Les voyages pour Jean-Claude Caër prennent toujours la forme d’une quête spirituelle. Après l’Alaska, l’auteur se rend au Japon pour tenter de retrouver, selon ses dires, "Le visage de sa mère" qui vient de mourir. Mêlant prose et poésie, Jean-Claude Caër nous livre dans un esprit proche du haïku des poèmes qui renvoient à une langue qui lui "revient par bribes, par éclats" car déclare-t-il "J’ai en moi une langue que personne ne comprend, ne connaît".
Cette langue c’est celle qui lui vient des limbes de l’enfance et qui a partie liée avec le visage maternel. Son ombre tutélaire douloureuse hante ses poèmes et dans le même temps les éclaire. Elle est source de tous les questionnements :
Reverrai-je au printemps le visage de ma mère
Sous les pétales de fleurs de cerisiers
Jonchant les allées du parc d’Ueno ?
A cette pensée, mon coeur se serre.
La recherche lancinante du visage de sa mère devient cette quête de l’origine où la mort plane, omniprésente.
Et Jean-Claude Caër de poursuivre son voyage dans lequel comme dans les films d’Ozu "Il ne s’y passe presque rien", mais d’ajouter " on y atteint la profondeur tout en transparence"... Car indéniablement, c’est dans ce "presque rien" que l’auteur tire son apaisement comme dans la cérémonie du thé qui le "délivre" "du souci de vivre".

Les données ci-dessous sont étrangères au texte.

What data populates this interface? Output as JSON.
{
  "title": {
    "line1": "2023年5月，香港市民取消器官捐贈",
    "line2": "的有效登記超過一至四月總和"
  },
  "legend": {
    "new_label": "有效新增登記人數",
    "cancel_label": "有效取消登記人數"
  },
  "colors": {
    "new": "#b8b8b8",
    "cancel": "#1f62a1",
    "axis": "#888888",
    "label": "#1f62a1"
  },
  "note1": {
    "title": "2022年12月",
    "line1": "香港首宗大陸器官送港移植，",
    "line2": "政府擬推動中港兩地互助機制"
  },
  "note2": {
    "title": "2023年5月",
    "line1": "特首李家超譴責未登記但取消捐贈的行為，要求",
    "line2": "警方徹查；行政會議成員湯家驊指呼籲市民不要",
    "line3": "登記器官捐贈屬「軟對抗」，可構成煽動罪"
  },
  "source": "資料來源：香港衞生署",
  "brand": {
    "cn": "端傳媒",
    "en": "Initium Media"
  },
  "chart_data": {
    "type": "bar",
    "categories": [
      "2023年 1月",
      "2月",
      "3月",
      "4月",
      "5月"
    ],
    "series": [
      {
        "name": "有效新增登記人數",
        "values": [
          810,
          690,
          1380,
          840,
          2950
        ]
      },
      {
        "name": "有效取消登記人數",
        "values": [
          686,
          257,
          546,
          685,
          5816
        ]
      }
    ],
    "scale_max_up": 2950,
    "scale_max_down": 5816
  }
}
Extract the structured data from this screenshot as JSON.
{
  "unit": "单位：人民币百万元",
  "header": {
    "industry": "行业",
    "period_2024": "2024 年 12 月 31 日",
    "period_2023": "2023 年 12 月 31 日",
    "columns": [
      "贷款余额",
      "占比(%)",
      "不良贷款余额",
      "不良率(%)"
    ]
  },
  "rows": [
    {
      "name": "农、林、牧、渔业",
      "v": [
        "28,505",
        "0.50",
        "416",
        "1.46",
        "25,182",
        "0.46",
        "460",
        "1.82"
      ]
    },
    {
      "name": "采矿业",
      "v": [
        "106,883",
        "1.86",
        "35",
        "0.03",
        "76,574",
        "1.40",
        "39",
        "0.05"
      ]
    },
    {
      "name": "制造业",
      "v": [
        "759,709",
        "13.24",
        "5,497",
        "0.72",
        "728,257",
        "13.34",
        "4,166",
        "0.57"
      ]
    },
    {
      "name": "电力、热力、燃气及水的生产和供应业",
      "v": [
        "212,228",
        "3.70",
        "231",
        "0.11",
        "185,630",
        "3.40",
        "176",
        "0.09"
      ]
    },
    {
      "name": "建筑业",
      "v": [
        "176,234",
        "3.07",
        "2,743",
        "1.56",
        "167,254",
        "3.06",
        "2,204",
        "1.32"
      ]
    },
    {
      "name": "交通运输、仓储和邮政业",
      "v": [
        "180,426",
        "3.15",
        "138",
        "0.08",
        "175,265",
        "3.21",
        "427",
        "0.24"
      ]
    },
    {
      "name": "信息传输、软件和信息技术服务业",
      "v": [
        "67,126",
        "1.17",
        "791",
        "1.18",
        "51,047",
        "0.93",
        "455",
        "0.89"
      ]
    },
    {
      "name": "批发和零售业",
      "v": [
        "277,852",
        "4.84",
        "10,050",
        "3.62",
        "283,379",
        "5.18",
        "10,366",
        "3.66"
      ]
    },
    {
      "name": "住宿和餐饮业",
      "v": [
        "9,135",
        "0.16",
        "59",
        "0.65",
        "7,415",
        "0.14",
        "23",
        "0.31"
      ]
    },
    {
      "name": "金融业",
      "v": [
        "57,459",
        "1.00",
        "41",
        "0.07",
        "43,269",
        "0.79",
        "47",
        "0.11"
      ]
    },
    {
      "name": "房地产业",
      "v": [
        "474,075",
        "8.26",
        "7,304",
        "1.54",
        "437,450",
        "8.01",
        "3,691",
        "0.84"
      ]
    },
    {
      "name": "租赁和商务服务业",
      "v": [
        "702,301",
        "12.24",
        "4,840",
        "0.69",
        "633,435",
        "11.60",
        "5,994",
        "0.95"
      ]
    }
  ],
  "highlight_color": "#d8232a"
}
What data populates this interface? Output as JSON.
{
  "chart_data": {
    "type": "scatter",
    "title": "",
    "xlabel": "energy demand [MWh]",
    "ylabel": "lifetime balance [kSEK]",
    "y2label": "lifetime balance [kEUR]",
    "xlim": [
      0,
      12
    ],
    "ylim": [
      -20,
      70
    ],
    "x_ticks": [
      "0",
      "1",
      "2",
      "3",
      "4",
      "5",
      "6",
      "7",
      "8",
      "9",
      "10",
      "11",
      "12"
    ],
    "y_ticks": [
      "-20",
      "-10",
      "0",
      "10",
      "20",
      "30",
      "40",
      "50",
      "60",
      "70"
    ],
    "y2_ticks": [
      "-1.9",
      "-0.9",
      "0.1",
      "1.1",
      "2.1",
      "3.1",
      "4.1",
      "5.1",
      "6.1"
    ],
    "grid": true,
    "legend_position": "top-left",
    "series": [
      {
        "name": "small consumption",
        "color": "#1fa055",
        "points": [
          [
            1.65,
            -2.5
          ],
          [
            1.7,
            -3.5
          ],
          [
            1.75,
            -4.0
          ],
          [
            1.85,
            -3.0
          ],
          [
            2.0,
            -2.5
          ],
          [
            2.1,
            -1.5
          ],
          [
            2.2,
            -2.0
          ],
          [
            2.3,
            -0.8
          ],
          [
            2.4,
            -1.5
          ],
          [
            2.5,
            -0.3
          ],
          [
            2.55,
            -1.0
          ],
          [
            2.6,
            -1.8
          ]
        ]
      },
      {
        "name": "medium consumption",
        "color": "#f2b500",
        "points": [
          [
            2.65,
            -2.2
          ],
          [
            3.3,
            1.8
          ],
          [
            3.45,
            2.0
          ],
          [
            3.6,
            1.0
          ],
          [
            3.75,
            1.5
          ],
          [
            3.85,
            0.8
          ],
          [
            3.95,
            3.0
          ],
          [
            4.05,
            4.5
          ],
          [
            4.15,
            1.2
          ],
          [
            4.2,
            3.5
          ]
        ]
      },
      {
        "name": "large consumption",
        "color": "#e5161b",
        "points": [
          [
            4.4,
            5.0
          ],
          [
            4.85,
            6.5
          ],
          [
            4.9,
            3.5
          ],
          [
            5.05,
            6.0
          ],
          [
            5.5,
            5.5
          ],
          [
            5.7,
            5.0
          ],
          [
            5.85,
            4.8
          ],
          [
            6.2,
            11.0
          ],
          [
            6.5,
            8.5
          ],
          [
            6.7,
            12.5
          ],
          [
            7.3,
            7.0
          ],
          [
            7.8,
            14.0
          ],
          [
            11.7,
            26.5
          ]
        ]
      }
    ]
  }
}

La récitation des sûtras dans le temple Sekisho-in, les bâtons d’encens brûlés par des moines devant un temple sont autant de réminiscences de cette enfance où l’auteur allait à la messe, appréhendant le sacré et ses mystères et d’invoquer une fois encore sa mère à laquelle il se confie :
Mère
J’ai traversé des cercles de douleur
L’écriture et la vue de la mer me calment.
Et plus loin d’écrire :
Mère
J’ai recopié des sûtras pour toi,
Je t’ai peut-être vue
penchée vers la terre
La boucle du voyage est bouclée, celle du poème également car le visage de la mère fait partie intégrante de l’écriture de Jean-Claude Caër. Sa mère, toutes les mères voyagent en nous, elles habitent nos pensées, nos mots, nos gestes quotidiens, elles sont en nous car nous les portons comme elles nous ont portés. Et Jean-Claude Caër d’offrir à sa mère une part d’éternité dans un dernier vers juste et lumineux : "Ton âme qui n’est pas mon âme demeure".